As a general rule, it’s bad form to refer to somebody who acts outrageously as mentally ill, as that tends to stigmatize mental illness and mental health advocates have enough problems in that department. This is especially true of America’s psychiatric and psychoanalytic personnel, who are trained not to diagnose somebody without that person being a patient. So it should tell you just how poorly Donald Trump is acting that a professional association of psychoanalysts has basically decided it’s OK for their members to admit they’re not sure if there’s something genuinely “off” with our current president.
The issue is one of ethics. A trained therapist can’t look at your public actions and decide you’re mentally ill. After all, our public face and actions can be radically different from our private ones, so our public dealings present a very incomplete picture of our psyche. It doesn’t help that back in the 1960s, therapists were dragged into the 1964 election with disastrous results for the profession, hence why the ethics around this are called the “Goldwater Rule.”

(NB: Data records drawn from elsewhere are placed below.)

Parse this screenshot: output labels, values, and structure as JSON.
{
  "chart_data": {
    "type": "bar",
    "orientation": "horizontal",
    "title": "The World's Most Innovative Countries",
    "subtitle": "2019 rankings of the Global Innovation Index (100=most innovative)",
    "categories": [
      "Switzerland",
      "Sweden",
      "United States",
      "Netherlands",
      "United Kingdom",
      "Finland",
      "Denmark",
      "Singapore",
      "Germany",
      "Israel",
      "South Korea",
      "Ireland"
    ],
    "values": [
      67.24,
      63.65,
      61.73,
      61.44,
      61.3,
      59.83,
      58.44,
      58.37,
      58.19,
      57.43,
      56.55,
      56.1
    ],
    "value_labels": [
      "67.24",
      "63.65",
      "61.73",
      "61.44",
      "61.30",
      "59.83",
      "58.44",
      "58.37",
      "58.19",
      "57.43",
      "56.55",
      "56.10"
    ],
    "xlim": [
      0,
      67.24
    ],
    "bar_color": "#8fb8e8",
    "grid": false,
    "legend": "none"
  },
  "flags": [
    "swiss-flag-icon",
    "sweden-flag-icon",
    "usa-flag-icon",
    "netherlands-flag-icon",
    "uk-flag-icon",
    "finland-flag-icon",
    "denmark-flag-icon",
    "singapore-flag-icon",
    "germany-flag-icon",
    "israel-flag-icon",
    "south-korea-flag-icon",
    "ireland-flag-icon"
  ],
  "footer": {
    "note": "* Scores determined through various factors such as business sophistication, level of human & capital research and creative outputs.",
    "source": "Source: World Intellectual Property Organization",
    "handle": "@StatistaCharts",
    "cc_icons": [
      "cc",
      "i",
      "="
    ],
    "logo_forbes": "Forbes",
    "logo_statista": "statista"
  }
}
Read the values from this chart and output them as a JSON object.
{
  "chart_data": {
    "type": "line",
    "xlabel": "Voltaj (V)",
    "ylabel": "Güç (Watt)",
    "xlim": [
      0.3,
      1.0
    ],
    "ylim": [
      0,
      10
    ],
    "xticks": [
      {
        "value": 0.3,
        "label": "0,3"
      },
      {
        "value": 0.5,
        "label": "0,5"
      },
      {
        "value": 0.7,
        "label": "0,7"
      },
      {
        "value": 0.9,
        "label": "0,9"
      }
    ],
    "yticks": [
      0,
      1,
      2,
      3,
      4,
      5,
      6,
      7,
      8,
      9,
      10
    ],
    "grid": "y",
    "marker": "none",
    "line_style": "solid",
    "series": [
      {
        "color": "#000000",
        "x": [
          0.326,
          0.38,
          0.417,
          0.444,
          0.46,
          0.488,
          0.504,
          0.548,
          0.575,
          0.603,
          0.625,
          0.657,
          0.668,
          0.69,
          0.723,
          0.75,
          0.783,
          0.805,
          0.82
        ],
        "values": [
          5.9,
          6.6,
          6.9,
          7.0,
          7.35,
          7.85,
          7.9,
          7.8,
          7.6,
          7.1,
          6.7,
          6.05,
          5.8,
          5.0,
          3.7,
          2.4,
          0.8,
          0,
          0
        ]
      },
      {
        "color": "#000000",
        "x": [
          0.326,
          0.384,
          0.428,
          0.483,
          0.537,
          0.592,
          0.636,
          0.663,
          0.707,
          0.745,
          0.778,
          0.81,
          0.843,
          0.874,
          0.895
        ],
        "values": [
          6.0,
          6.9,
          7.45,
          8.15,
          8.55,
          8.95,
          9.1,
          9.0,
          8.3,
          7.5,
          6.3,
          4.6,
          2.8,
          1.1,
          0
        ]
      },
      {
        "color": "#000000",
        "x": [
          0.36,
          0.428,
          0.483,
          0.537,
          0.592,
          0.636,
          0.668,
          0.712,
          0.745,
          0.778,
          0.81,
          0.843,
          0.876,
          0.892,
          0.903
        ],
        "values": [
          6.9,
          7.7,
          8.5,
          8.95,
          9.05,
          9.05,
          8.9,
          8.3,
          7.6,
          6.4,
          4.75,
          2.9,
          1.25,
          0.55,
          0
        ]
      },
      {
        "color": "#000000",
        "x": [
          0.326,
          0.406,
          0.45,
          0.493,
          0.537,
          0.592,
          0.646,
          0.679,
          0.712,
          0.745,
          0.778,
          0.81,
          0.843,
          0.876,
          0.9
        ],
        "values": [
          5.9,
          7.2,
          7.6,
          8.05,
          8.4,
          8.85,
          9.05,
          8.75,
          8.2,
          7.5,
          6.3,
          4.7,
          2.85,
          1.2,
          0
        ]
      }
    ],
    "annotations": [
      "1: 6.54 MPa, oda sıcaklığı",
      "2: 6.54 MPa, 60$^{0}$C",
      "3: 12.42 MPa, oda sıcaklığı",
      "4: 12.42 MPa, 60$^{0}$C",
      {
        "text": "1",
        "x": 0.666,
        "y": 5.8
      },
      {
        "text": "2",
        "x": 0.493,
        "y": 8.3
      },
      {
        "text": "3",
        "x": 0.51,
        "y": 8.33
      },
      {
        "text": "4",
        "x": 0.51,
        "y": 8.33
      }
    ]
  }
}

To be clear, we’re not talking about the American Psychiatric Association or The American Psychological association here, although enough people have made the assumption that it warranted a clarification. We’re talking about The American Psychoanalytic Association, or APsaA, which has approximately 3,000 members — compare that to the American Psychiatric Association’s 36,000 and the American Psychological Association’s 117,000 members. And while psychoanalysis is still popular, it’s not exactly the cutting edge of psychiatric science, having largely been replaced by cognitive and behavioral therapy. One more thing: despite headlines to the contrary, the association’s members aren’t just going to be running wild with this, either.
Here’s how one member explained it to The Atlantic:
“I personally am comfortable looking at observable behavior and saying, ‘That was an impulsive act.’ That doesn’t trouble me morally. I think it’s kind of silly to not be able to say. I know that I can confidently say, and I did, that the tweet about Mika Brzezinski showed a lack of discipline and self-control.”
So, essentially, a small professional body has decided it’s OK for its members to use slightly chiding language in its professional capacity, but not diagnose the President of the United States without sitting him down and getting into his personal issues. Just who qualifies as controversial, though, thankfully remains something we can all diagnose.